It was eye-catching statement Last Friday: Royal VolkerWessels sold part of its private group to investment firm Triton Partners. The Rijssen construction group – once again wholly owned by the Wessels family since being delisted from the stock exchange for the third time in 2020 – announced last year’s results earlier today. Turnover increased by 3 percent to 6.8 billion euros in 2023, and net profit by 7 percent to 205 million.
What made this announcement so startling is that this growth is partly due to the energy and telecommunications divisions, which VolkerWessels is now selling. Homij, a subsidiary specializing in assembly technology, will also be acquired by Triton. The downsized VolkerWessels will henceforth focus entirely on its core activities in the areas of construction, real estate and infrastructure. “We have come to the conclusion that other activities are better aligned with Triton’s international ambitions and activities,” says a company spokesperson.
Read also
Private equity is recovering after a difficult 2023
This means that nearly a quarter of VolkerWessels’ 12,500 employees will find another employer, although the company swears the takeover will have no consequences for employees. The parties involved remain silent about the acquisition amount, according to Financial Times Its value ranges between 600 and 800 million euros. The new owner believes the former VolkerWessels parts could be more profitable, but does not appear to be planning to replace current management: “I look forward to accelerating growth with Triton,” said Stanley Maas, CEO of the three business units sold. .

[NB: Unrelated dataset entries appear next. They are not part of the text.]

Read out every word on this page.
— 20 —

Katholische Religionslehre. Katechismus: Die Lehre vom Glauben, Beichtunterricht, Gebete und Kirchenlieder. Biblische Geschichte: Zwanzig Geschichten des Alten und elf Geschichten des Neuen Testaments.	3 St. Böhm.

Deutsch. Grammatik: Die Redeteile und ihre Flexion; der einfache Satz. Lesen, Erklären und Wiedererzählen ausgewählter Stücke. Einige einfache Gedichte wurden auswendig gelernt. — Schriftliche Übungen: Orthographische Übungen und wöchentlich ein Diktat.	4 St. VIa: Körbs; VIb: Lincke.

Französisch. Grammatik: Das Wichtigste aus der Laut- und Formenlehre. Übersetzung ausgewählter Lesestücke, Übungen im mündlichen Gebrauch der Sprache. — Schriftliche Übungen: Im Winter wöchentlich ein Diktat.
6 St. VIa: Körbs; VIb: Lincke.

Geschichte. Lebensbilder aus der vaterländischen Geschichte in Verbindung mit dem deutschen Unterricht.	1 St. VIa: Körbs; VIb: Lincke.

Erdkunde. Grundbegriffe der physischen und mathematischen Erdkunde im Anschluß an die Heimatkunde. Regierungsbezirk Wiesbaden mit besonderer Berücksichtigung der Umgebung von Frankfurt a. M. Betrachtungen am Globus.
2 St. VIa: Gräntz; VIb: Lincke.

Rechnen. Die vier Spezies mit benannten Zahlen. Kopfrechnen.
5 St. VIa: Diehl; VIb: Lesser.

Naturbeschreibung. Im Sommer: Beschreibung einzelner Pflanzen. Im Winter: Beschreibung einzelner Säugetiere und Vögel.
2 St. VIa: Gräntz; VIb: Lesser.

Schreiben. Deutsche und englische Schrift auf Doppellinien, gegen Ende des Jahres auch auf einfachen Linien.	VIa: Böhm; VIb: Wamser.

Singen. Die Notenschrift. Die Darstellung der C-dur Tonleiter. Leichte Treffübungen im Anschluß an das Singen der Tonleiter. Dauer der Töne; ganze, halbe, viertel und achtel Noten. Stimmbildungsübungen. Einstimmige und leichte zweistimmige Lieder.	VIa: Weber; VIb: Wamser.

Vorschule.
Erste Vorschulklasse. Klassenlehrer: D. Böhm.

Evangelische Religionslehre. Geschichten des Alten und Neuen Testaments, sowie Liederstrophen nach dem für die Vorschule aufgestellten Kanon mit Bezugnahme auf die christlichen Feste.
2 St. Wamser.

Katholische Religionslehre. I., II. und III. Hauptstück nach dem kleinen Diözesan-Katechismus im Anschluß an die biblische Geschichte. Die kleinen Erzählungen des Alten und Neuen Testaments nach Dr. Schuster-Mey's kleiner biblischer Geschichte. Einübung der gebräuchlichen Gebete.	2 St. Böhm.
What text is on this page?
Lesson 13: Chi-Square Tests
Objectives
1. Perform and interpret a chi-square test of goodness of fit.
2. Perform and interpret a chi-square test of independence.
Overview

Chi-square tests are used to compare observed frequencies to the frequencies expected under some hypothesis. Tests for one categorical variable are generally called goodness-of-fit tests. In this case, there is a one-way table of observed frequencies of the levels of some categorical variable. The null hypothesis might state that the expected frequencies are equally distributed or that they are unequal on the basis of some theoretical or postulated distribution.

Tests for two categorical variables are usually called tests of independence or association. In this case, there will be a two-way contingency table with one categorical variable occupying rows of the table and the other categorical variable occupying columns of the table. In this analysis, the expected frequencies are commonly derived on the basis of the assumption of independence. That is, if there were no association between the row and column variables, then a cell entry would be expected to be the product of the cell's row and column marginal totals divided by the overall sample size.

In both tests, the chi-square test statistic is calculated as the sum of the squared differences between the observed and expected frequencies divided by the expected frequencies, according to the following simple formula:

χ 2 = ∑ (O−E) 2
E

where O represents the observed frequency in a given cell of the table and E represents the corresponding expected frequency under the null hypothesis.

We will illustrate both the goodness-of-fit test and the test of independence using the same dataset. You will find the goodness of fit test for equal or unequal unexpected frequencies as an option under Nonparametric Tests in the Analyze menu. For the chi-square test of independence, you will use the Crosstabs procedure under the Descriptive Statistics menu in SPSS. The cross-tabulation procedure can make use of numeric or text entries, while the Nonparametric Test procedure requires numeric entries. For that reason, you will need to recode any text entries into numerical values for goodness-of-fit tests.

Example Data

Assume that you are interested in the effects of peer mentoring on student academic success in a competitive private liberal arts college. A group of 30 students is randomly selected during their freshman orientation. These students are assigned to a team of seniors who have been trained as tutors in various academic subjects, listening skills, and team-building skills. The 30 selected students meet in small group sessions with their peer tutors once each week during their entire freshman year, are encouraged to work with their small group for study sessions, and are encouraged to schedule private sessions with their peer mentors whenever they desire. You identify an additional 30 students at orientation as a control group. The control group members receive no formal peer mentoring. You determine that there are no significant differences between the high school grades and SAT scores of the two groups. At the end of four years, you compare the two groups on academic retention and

Private equity investment firm Triton, which is headquartered in London, has been active in the Netherlands for years, although it probably doesn’t ring a bell immediately for most people. Unlike some other investors, it has remained free of publicized scandals, controversial acquisitions or notable financial hits since its founding in 1997. Triton treasures the haven, and didn’t want to ask any questions Monday either. Norwegian Refugee Council To answer. Not much remains about Swedish founder Peder Brahl a favour Although he had a skiing accident and owns a second home on his island near Stockholm.
Serious player
Triton, although little-known, is a serious player in the European private equity market, with invested capital of more than €18 billion. In 2015, it acquired the bulk of the bankrupt Imtech group, the profitable Scandinavian division Imtech Nordic, for €130 million. Deal: According to the curators, this business unit is worth 250 million euros.
In 2019, Triton opened an office in Zuidas, Amsterdam, with the aim of making further acquisitions in the Netherlands. “We see more than enough opportunities here.” He said It was opposed by Coos van de Linde, who will run the Amsterdam office F.D. Triton already owns a majority stake in technology services company Unica, and in 2017 acquired a 51% stake from the founding Van Vliet family. In the years that followed, acquisitions of tour operator Sunweb, instrument maker Royal Reesink, and medical chain Bergman Clinics followed.
Initially, Triton also announced that it would take over the management of tour operator Corendon, with the aim of merging it with Sunweb. But after the outbreak of the Corona crisis, this stopped at the end of 2020, which angered Corendon.
The latest deal would have fit the strategy Triton regularly uses: acquire a company and then develop it by acquiring other companies in the same sector. Areas that overlap – for example customer service or administration – can be merged and downsized, leading to increased profitability. like him Taking Unica has had fifteen smaller competitors in recent years I slept Imtech Nordic – now renamed Assemblin – is also struggling with a series of acquisitions.
improve the performance
While some private equity funds prefer to sell acquired companies after three or four years, Triton usually takes a little longer. A source who requested anonymity said that the period from acquisition to sale ranges on average between five and six years. It can also be longer; According to its own website, Triton has owned nine companies for a decade or more. Last year, Triton set up a new fund that allowed new and existing lenders to invest in four companies that Triton had owned for some time, including Unica and Asemblin. Investors in the “old” fund can thus be repaid through profit.
Triton says it looks for “fundamentally sound European companies” that are not achieving their full potential. After an acquisition, managers are often allowed to remain in their positions, but they will have to engage with outside specialists who will help improve performance. “Value creation,” in private equity terms.
Opinions differ on the degree of control retained by existing directors and shareholders after an acquisition. In technical service provider Unica I stay The Van Vliet family claims to have great influence, but at tour operator Sunweb, CEO Mattijs Ten Brink left abruptly last summer over a difference of opinion. I confess LinkedIn He had been fired.
Triton certainly isn’t afraid to take risks. For example, in 2021 it invested tens of millions of euros in the purchase and construction of stadiums in Northeastern Europe. The self-started LeDap (the opposite of “padel”) is supposed to grow from 90 fitness centers and 600 jobs to more than 200 centers and 1,700 jobs in just over a year. Since the hype after that had more or less died down, the investment was not very successful. Triton was forced to write off more than €60 million of pedal positions in 2022, some of which have now been destroyed. Convert it To shopping malls.
“Lifelong zombie fanatic. Hardcore web practitioner. Thinker. Music expert. Unapologetic pop culture scholar.”